Zitat von Fantasy40
Hi Sensei,
danke für Deine Antwort. Eine Entgiftung brauche ich nicht,da ich außer etwas Händezittern am Morgen eigentlich keine physischen Symptome habe, wenn ich dann mal eine Zeit nichts trinke. Ich bin nur fürchterlich schlecht gelaunt, eine Leere macht sich breit bei mir, wenn ich keinen Wein bekomme. In der Woche wenn ich auf der Arbeit bin habe ich nicht so viele Probleme aber kaum komme ich raus aus meinem Büro abends geht es los. Ich mache dann noch meinen Sport, denke aber während ich noch renne oder sonstwas mache schon wie ich nun meine kleinen Fläschen zu Hause rein schmuggle. Ich kaufe mir dann immer kleine 1/4 Liter-Fläschen und beruhige mich damit, dass ich ja nur so kleine Fläschen trinke. Nur wenn ich dann drei davon getrunken habe, ist eine ganz normal grosse Flasche Zeugs in mich rein geflossen - das ist Selbstbetrug, ich weiß das aber ich kann nichts dagegen tun. Nein, mit meinem Arzt habe ich nicht darüber gesprochen, mit niemandem und das kann ich auch nicht, ich schäme mich eh so, dass mir das passiert ist.

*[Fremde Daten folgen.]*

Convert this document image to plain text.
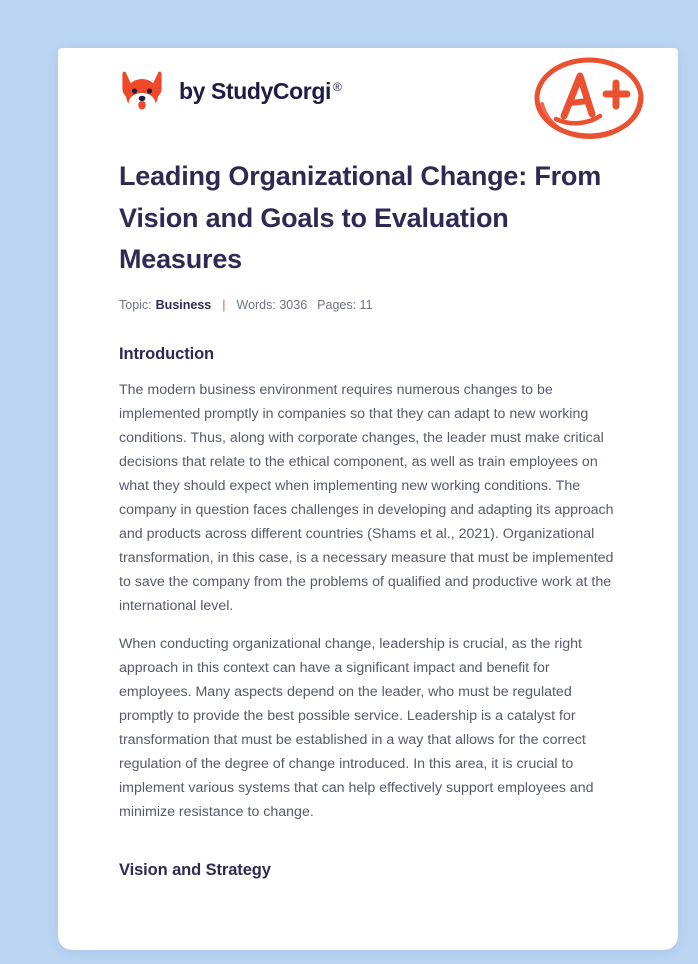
by StudyCorgi ®
Leading Organizational Change: From Vision and Goals to Evaluation Measures
Topic: Business | Words: 3036 Pages: 11
Introduction

The modern business environment requires numerous changes to be implemented promptly in companies so that they can adapt to new working conditions. Thus, along with corporate changes, the leader must make critical decisions that relate to the ethical component, as well as train employees on what they should expect when implementing new working conditions. The company in question faces challenges in developing and adapting its approach and products across different countries (Shams et al., 2021). Organizational transformation, in this case, is a necessary measure that must be implemented to save the company from the problems of qualified and productive work at the international level.

When conducting organizational change, leadership is crucial, as the right approach in this context can have a significant impact and benefit for employees. Many aspects depend on the leader, who must be regulated promptly to provide the best possible service. Leadership is a catalyst for transformation that must be established in a way that allows for the correct regulation of the degree of change introduced. In this area, it is crucial to implement various systems that can help effectively support employees and minimize resistance to change.

Vision and Strategy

Ich muss das ohne meine Mitmenschen regeln und möglichst heimlich. Wer heimlich trinken kann so wie ich - ich habe schon sehr viel Einfallsreichtum entwickelt - kann auch heimlich wieder trocken werden, sag ich mir.
Ich wünsche Dir auch alles Gute, nochmals Danke.
Gruß, Fantsay
Hallo Fantasy,
bitte nimm mir das jetzt nicht persönlich übel, aber: So wie du die Sache angehen willst, gebe ich dir NULL Chancen auf Erfolg.
Wenn du ohne Alkohol schon morgens Händezittern hast, ist eine körperliche Abhängigkeit durchaus schon gegeben. Dein Körper ist jetzt so an das Zeug gewöhnt, das überhaupt nicht klar und sicher abgeschätzt werden kann, wie er nach absetzen des Stoffs reagiert. Manchmal treten die schlimmsten Entzugserscheinungen erst nach 4-6 Tagen auf. Eine Frau auf meiner Suchtberatungsstelle berichtete letztens, das sie am 6. Tag (!)ihres letzten Selbstentzuges mit einer Freundin im Cafe eine Tasse Kaffee trank und dann plötzlich einen Krampfanfall erlitt - und mit dem Notarzt ins KH transportiert wurde. Die Sache ging glimpflich für sie aus - das muss aber nicht. Andere sind daran auch schon gestorben. Auch wenn dieser schlimmste Fall natürlich sehr selten vorkommt, sollte man bloß nichts auf die leichte Schulter nehmen.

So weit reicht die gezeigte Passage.